Use values inside the range

When the Data range to include is set to Use values inside the range, the Minimum >= and Maximum <= options are available. Type in the data values that bracket the range of values where the statistics should be calculated. For instance, if the Minimum >= is set to 15 and the Maximum <= is set to 65, only data points between (and including) 15 and 65 are used for calculating the statistics. Only the values that are inside the range are included in the calculated statistics.

Use values outside the range

When the Data range to include is set to Use values outside the range, the Minimum < and Maximum > options are available. Type in the data values that bracket the range of values where the statistics should be calculated. For instance, if the Minimum < is set to 15 and the Maximum > is set to 65, only data points below 15 or greater than 65 (and excluding 15 and 65) are used for calculating the statistics. Only the values that are outside the range are included in the calculated statistics.

Use all values except

When the Data range to include is set to Use all values except, the Value and Tolerance options are available. Type in the data value that should be excluded in the Value box. The Tolerance value gives a range on either side of the Value. Everything in the range Value-Tolerance to Value+Tolerance is excluded from the statistics calculation. For instance, if the Value is set to -999 and the Tolerance is set to 10, all values between -1009 and -989 are excluded from the statistics. This means that all values less than -1009 and greater than -989 are included in the statistics calculations. Only the values that are outside the range Value-Tolerance to Value+Tolerance are included in the calculated statistics.

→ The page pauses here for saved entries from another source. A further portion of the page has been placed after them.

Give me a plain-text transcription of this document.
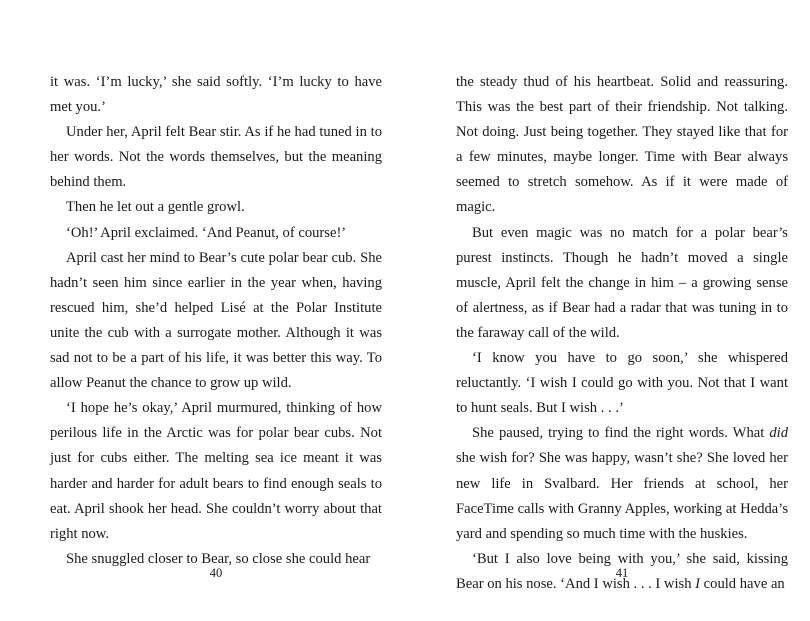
it was. ‘I’m lucky,’ she said softly. ‘I’m lucky to have met you.’

Under her, April felt Bear stir. As if he had tuned in to her words. Not the words themselves, but the meaning behind them.

Then he let out a gentle growl.

‘Oh!’ April exclaimed. ‘And Peanut, of course!’

April cast her mind to Bear’s cute polar bear cub. She hadn’t seen him since earlier in the year when, having rescued him, she’d helped Lisé at the Polar Institute unite the cub with a surrogate mother. Although it was sad not to be a part of his life, it was better this way. To allow Peanut the chance to grow up wild.

‘I hope he’s okay,’ April murmured, thinking of how perilous life in the Arctic was for polar bear cubs. Not just for cubs either. The melting sea ice meant it was harder and harder for adult bears to find enough seals to eat. April shook her head. She couldn’t worry about that right now.

She snuggled closer to Bear, so close she could hear

40

the steady thud of his heartbeat. Solid and reassuring. This was the best part of their friendship. Not talking. Not doing. Just being together. They stayed like that for a few minutes, maybe longer. Time with Bear always seemed to stretch somehow. As if it were made of magic.

But even magic was no match for a polar bear’s purest instincts. Though he hadn’t moved a single muscle, April felt the change in him – a growing sense of alertness, as if Bear had a radar that was tuning in to the faraway call of the wild.

‘I know you have to go soon,’ she whispered reluctantly. ‘I wish I could go with you. Not that I want to hunt seals. But I wish . . .’

She paused, trying to find the right words. What did she wish for? She was happy, wasn’t she? She loved her new life in Svalbard. Her friends at school, her FaceTime calls with Granny Apples, working at Hedda’s yard and spending so much time with the huskies.

‘But I also love being with you,’ she said, kissing Bear on his nose. ‘And I wish . . . I wish I could have an

41
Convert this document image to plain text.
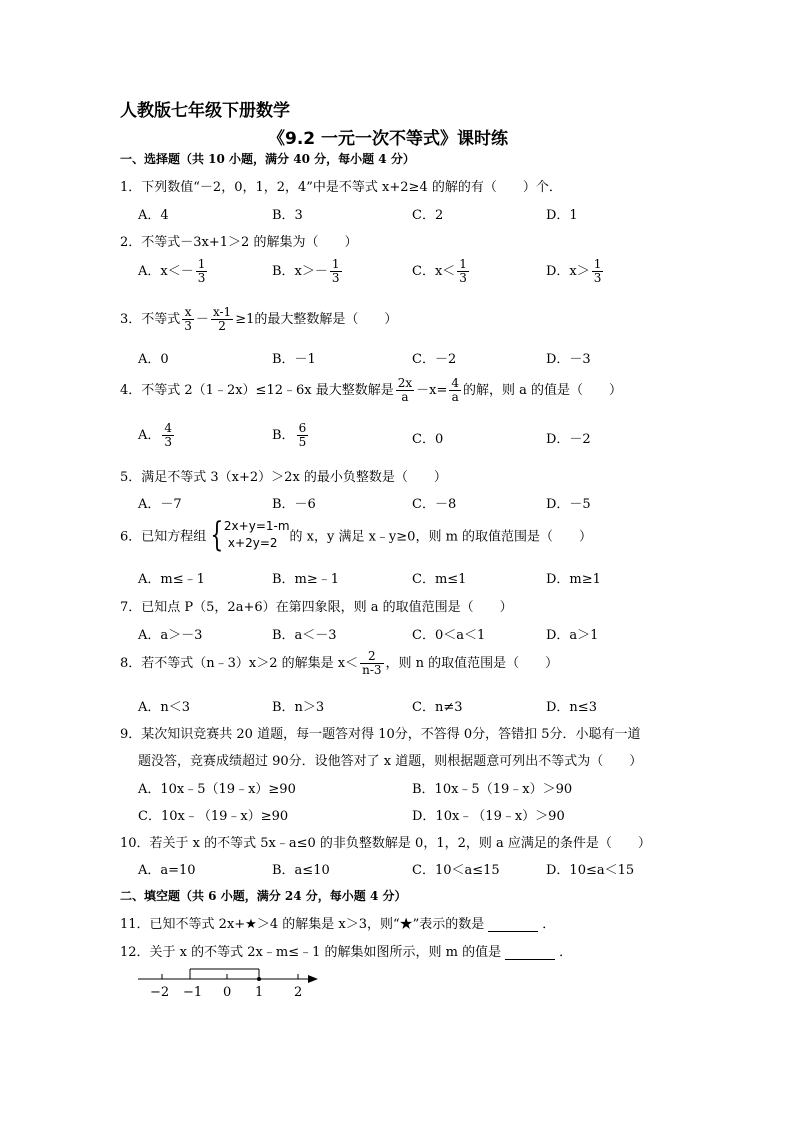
人教版七年级下册数学
《9.2 一元一次不等式》课时练
一、选择题（共 10 小题，满分 40 分，每小题 4 分）
1．下列数值“－2，0，1，2，4”中是不等式 x+2≥4 的解的有（　　）个．
A．4	B．3	C．2	D．1
2．不等式－3x+1＞2 的解集为（　　）
A．$x<- \frac{1}{3}$	B．$x>- \frac{1}{3}$	C．$x< \frac{1}{3}$	D．$x> \frac{1}{3}$
3．不等式 $\frac{x}{3} - \frac{x-1}{2} \ge 1$的最大整数解是（　　）
A．0	B．－1	C．－2	D．－3
4．不等式 2（1﹣2x）≤12﹣6x 最大整数解是 $\frac{2x}{a} -x= \frac{4}{a}$ 的解，则 a 的值是（　　）
A． $\frac{4}{3}$	B． $\frac{6}{5}$	C．0	D．－2
5．满足不等式 3（x+2）＞2x 的最小负整数是（　　）
A．－7	B．－6	C．－8	D．－5
6．已知方程组 { 2x+y=1-m
x+2y=2 的 x，y 满足 x﹣y≥0，则 m 的取值范围是（　　）
A．m≤﹣1	B．m≥﹣1	C．m≤1	D．m≥1
7．已知点 P（5，2a+6）在第四象限，则 a 的取值范围是（　　）
A．a＞－3	B．a＜－3	C．0＜a＜1	D．a＞1
8．若不等式（n﹣3）x＞2 的解集是 $x< \frac{2}{n-3}$ ，则 n 的取值范围是（　　）
A．n＜3	B．n＞3	C．n≠3	D．n≤3
9．某次知识竞赛共 20 道题，每一题答对得 10分，不答得 0分，答错扣 5分．小聪有一道
题没答，竞赛成绩超过 90分．设他答对了 x 道题，则根据题意可列出不等式为（　　）
A．10x﹣5（19﹣x）≥90	B．10x﹣5（19﹣x）＞90
C．10x﹣（19﹣x）≥90	D．10x﹣（19﹣x）＞90
10．若关于 x 的不等式 5x﹣a≤0 的非负整数解是 0，1，2，则 a 应满足的条件是（　　）
A．a=10	B．a≤10	C．10＜a≤15	D．10≤a＜15
二、填空题（共 6 小题，满分 24 分，每小题 4 分）
11．已知不等式 2x+★＞4 的解集是 x＞3，则“★”表示的数是	．
12．关于 x 的不等式 2x﹣m≤﹣1 的解集如图所示，则 m 的值是	．
−2 −1 0 1 2
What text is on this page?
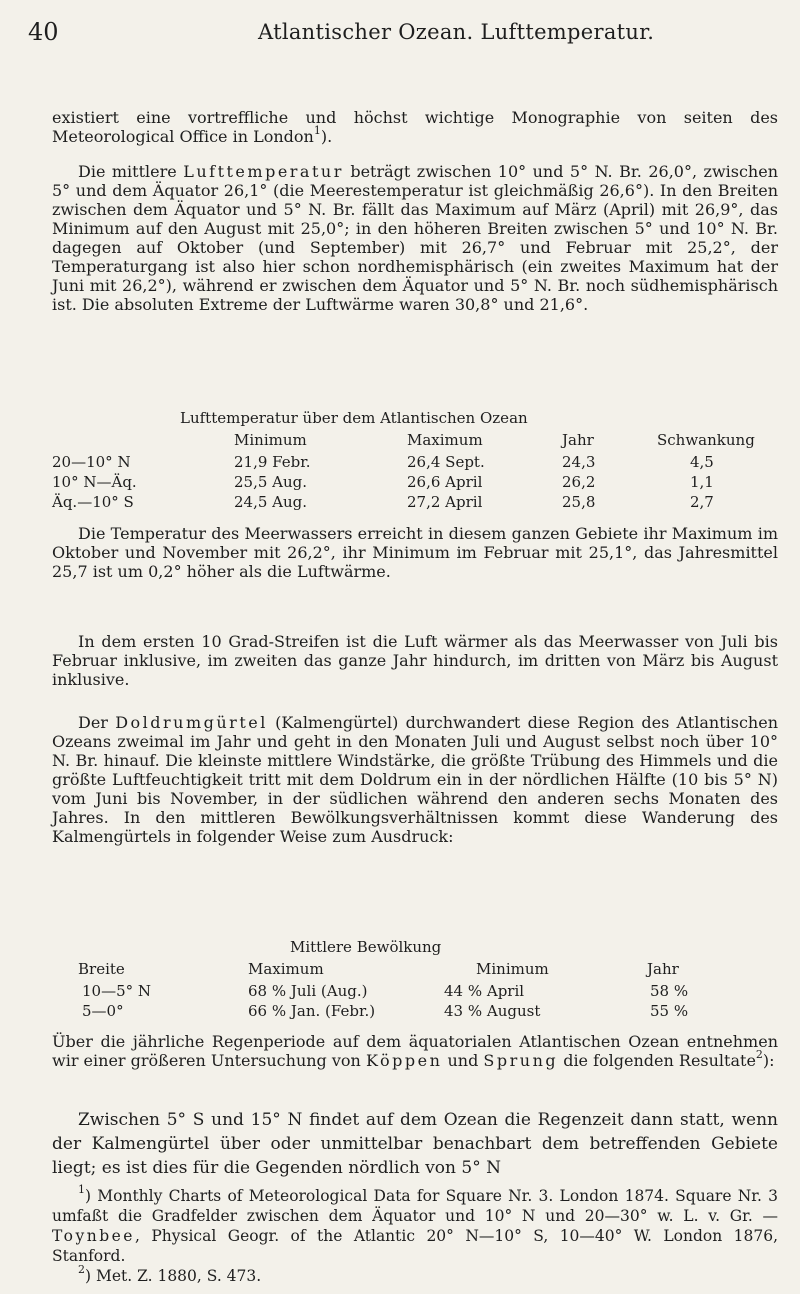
40	Atlantischer Ozean. Lufttemperatur.

existiert eine vortreffliche und höchst wichtige Monographie von seiten des Meteorological Office in London$^1$).

Die mittlere Lufttemperatur beträgt zwischen 10° und 5° N. Br. 26,0°, zwischen 5° und dem Äquator 26,1° (die Meerestemperatur ist gleichmäßig 26,6°). In den Breiten zwischen dem Äquator und 5° N. Br. fällt das Maximum auf März (April) mit 26,9°, das Minimum auf den August mit 25,0°; in den höheren Breiten zwischen 5° und 10° N. Br. dagegen auf Oktober (und September) mit 26,7° und Februar mit 25,2°, der Temperaturgang ist also hier schon nordhemisphärisch (ein zweites Maximum hat der Juni mit 26,2°), während er zwischen dem Äquator und 5° N. Br. noch südhemisphärisch ist. Die absoluten Extreme der Luftwärme waren 30,8° und 21,6°.

Lufttemperatur über dem Atlantischen Ozean
Minimum	Maximum	Jahr	Schwankung
20—10° N	21,9 Febr.	26,4 Sept.	24,3	4,5
10° N—Äq.	25,5 Aug.	26,6 April	26,2	1,1
Äq.—10° S	24,5 Aug.	27,2 April	25,8	2,7

Die Temperatur des Meerwassers erreicht in diesem ganzen Gebiete ihr Maximum im Oktober und November mit 26,2°, ihr Minimum im Februar mit 25,1°, das Jahresmittel 25,7 ist um 0,2° höher als die Luftwärme.

In dem ersten 10 Grad-Streifen ist die Luft wärmer als das Meerwasser von Juli bis Februar inklusive, im zweiten das ganze Jahr hindurch, im dritten von März bis August inklusive.

Der Doldrumgürtel (Kalmengürtel) durchwandert diese Region des Atlantischen Ozeans zweimal im Jahr und geht in den Monaten Juli und August selbst noch über 10° N. Br. hinauf. Die kleinste mittlere Windstärke, die größte Trübung des Himmels und die größte Luftfeuchtigkeit tritt mit dem Doldrum ein in der nördlichen Hälfte (10 bis 5° N) vom Juni bis November, in der südlichen während den anderen sechs Monaten des Jahres. In den mittleren Bewölkungsverhältnissen kommt diese Wanderung des Kalmengürtels in folgender Weise zum Ausdruck:

Mittlere Bewölkung
Breite	Maximum	Minimum	Jahr
10—5° N	68 % Juli (Aug.)	44 % April	58 %
5—0°	66 % Jan. (Febr.)	43 % August	55 %

Über die jährliche Regenperiode auf dem äquatorialen Atlantischen Ozean entnehmen wir einer größeren Untersuchung von Köppen und Sprung die folgenden Resultate$^2$):

Zwischen 5° S und 15° N findet auf dem Ozean die Regenzeit dann statt, wenn der Kalmengürtel über oder unmittelbar benachbart dem betreffenden Gebiete liegt; es ist dies für die Gegenden nördlich von 5° N

$^1$) Monthly Charts of Meteorological Data for Square Nr. 3. London 1874. Square Nr. 3 umfaßt die Gradfelder zwischen dem Äquator und 10° N und 20—30° w. L. v. Gr. — Toynbee, Physical Geogr. of the Atlantic 20° N—10° S, 10—40° W. London 1876, Stanford.

$^2$) Met. Z. 1880, S. 473.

The Use all values except option can be used to ignore NoData values. For example, the NoData value for the Concentration.grd sample grid file is the Surfer default NoData value, 1.70141E+38. Two methods exist for ignoring the NoData value. One method is to enter the NoData Value displayed in the Grid | Info report exactly into the Value field of the Statistics dialog. Using Concentration.grd as an example, 1.70141E+38 would be entered into the Value field. Another method is to enter an approximation of the NoData value and a tolerance that will include the actual NoData value while excluding the desired data. Using this method with the previous example, 1.70E+38 is entered into the Value field and 1E+37 is entered into the Tolerance field. Both of these methods result in the Statistics command returning results for the non-NoData  values only.